TECHNOLOGY · LOCAL AI

DeepSeek locally, but the real challenge is prefill

Salvatore Sanfilippo shows DeepSeek v4 Flash running on a MacBook Pro with 128 GB of RAM and uses the demo to argue that the bottleneck is no longer the model, but the way it gets into context.

Salvatore SanfilippoMay 2, 20266 min read

On his MacBook Pro with 128 GB of RAM, Salvatore Sanfilippo shows a 270-billion-parameter model that, he says, really does run locally. The scene is not a polished demo, but a test of patience: fast startup, convincing answers, then a brutal slowdown as context grows. The thesis running through the whole demonstration is simple and uncomfortable for the AI market: the problem is no longer just fitting the model into the machine, but making it part of everyday work without prefill becoming an unsustainable tax.
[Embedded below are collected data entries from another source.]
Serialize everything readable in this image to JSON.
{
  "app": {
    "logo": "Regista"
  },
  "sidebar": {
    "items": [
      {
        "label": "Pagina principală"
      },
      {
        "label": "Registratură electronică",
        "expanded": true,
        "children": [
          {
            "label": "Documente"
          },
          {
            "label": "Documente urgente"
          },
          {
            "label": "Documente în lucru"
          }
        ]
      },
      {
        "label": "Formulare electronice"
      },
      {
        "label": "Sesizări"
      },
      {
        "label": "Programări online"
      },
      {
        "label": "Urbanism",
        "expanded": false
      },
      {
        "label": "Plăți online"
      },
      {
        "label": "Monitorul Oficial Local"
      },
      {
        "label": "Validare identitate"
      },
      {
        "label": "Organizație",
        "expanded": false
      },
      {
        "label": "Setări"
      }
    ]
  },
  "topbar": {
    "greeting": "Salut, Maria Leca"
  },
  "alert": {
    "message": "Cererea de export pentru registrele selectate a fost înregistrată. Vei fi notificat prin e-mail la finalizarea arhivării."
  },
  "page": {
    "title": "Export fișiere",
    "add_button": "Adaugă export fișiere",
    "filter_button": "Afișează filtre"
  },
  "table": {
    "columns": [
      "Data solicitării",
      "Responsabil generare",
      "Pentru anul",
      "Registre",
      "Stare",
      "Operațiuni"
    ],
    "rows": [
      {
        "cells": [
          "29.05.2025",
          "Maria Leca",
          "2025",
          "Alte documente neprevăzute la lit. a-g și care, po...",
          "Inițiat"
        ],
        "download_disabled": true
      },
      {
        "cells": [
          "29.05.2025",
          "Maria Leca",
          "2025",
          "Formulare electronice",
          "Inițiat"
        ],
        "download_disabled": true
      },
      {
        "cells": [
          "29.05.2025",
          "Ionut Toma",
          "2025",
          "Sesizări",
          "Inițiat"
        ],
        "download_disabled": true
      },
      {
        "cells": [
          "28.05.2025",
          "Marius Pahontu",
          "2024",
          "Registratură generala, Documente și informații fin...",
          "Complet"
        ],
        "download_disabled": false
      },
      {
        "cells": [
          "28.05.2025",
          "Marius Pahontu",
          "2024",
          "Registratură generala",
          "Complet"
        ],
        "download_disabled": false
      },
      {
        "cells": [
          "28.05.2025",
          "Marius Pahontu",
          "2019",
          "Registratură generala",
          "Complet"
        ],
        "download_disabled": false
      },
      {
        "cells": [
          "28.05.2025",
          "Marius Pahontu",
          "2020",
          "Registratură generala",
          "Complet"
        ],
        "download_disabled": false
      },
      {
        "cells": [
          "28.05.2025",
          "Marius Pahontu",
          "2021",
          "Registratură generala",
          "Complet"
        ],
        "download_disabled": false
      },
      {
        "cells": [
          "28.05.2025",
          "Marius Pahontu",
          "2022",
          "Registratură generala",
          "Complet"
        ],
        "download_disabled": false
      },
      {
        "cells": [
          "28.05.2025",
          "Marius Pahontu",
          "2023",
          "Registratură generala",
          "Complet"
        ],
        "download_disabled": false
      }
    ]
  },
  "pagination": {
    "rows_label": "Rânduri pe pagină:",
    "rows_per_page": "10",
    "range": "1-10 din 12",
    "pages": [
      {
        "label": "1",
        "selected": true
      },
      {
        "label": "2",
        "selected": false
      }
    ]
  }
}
For Sanfilippo, that is where the product is decided.

Local is not a toy

Sanfilippo opens with his idea of local inference: not a hobby for tinkerers, but a way to actually use a frontier model on your own machine. He says, however, that talking about democratization would be an exaggeration, because a MacBook with 128 GB of RAM still costs too much to count as accessible.

It’s the most incredible, most frontier model possible to run with 128 GB of RAM on home computers, with some compromises in speed.
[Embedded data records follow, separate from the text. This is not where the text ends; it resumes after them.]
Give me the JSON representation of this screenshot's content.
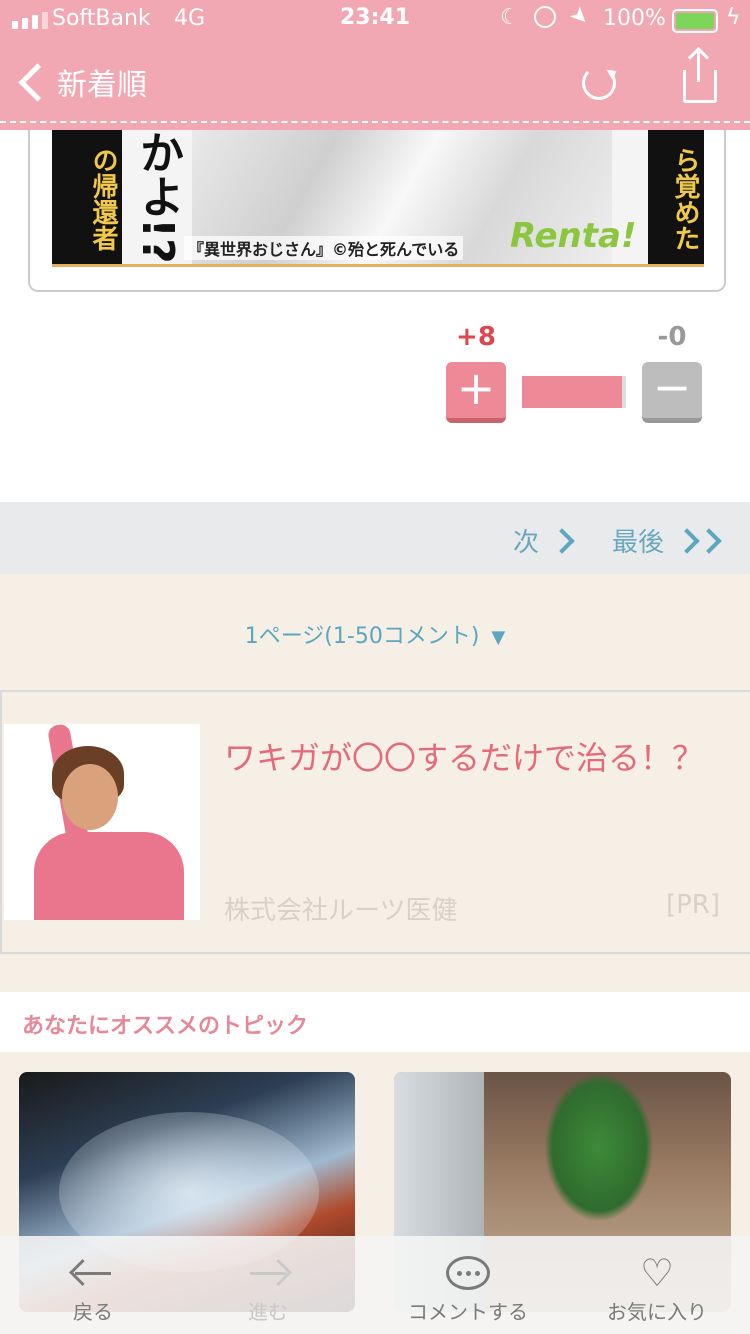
{
  "status": {
    "carrier": "SoftBank",
    "network": "4G",
    "time": "23:41",
    "battery": "100%"
  },
  "nav": {
    "back_label": "新着順"
  },
  "article_image": {
    "credit": "『異世界おじさん』©殆と死んでいる",
    "left_text": "の帰還者",
    "mid_text": "かよ!?",
    "right_text": "ら覚めた",
    "brand": "Renta!"
  },
  "vote": {
    "plus_count": "+8",
    "minus_count": "-0",
    "plus_symbol": "+",
    "minus_symbol": "−",
    "ratio_percent": 96
  },
  "pager": {
    "next_label": "次",
    "last_label": "最後"
  },
  "page_info": {
    "label": "1ページ(1-50コメント)",
    "arrow": "▼"
  },
  "ad": {
    "title": "ワキガが〇〇するだけで治る！？",
    "company": "株式会社ルーツ医健",
    "tag": "[PR]"
  },
  "recommend": {
    "title": "あなたにオススメのトピック"
  },
  "toolbar": {
    "back": "戻る",
    "forward": "進む",
    "comment": "コメントする",
    "favorite": "お気に入り"
  },
  "colors": {
    "header": "#f2a8b3",
    "accent_pink": "#e46a7a",
    "link_blue": "#5ca6c0",
    "background": "#f5efe6"
  }
}
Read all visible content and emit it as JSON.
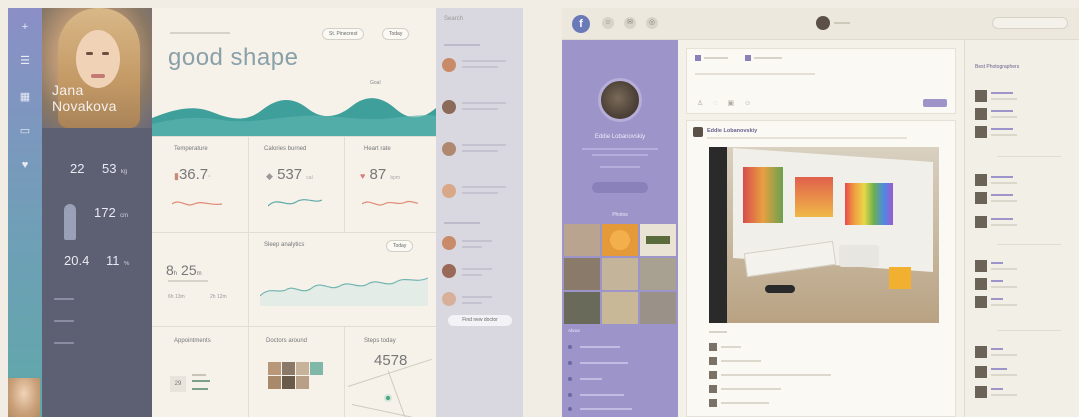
{
  "left_screen": {
    "rail_icons": [
      "plus-icon",
      "sliders-icon",
      "calendar-icon",
      "clipboard-icon",
      "heart-icon"
    ],
    "profile": {
      "first_name": "Jana",
      "last_name": "Novakova",
      "stats": [
        {
          "value": "22",
          "unit": ""
        },
        {
          "value": "53",
          "unit": "kg"
        },
        {
          "value": "172",
          "unit": "cm"
        },
        {
          "value": "20.4",
          "unit": ""
        },
        {
          "value": "11",
          "unit": "%"
        }
      ]
    },
    "main": {
      "headline": "good shape",
      "selectors": [
        "St. Pinecrest",
        "Today"
      ],
      "goal_label": "Goal",
      "cards": [
        {
          "title": "Temperature",
          "value": "36.7",
          "unit": "°"
        },
        {
          "title": "Calories burned",
          "value": "537",
          "unit": "cal"
        },
        {
          "title": "Heart rate",
          "value": "87",
          "unit": "bpm"
        }
      ],
      "sleep": {
        "title": "Sleep analytics",
        "selector": "Today",
        "hours": "8",
        "minutes": "25",
        "sub_values": [
          "6h 13m",
          "2h 12m"
        ]
      },
      "appointments": {
        "title": "Appointments",
        "day": "29"
      },
      "doctors": {
        "title": "Doctors around"
      },
      "steps": {
        "title": "Steps today",
        "value": "4578"
      }
    },
    "friends": {
      "search_placeholder": "Search",
      "find_button": "Find new doctor"
    }
  },
  "right_screen": {
    "sidebar": {
      "user_name": "Eddie Lobanovskiy",
      "photos_heading": "Photos",
      "about_heading": "About"
    },
    "feed": {
      "post_author": "Eddie Lobanovskiy"
    },
    "right_column": {
      "title": "Best Photographers"
    }
  }
}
It’s not exactly a very democratizing operation for AI, because you still have to shell out quite a bit of money for a machine like that.

His argument is not that the desktop market has suddenly become fair, but that for a segment of users local inference has stopped being an experiment. That distinction matters: changing the toy is not enough, you have to change the workflow.

Quality beats purity

The second part of the argument concerns the new project Sanfilippo is preparing, still not on GitHub. Here the issue is not only technical, but also political: the Amadozzi Plus+ project does not accept contributions written mostly with AI, while he prefers the inference engine code to be produced with GPT 5.5 under tighter guidance.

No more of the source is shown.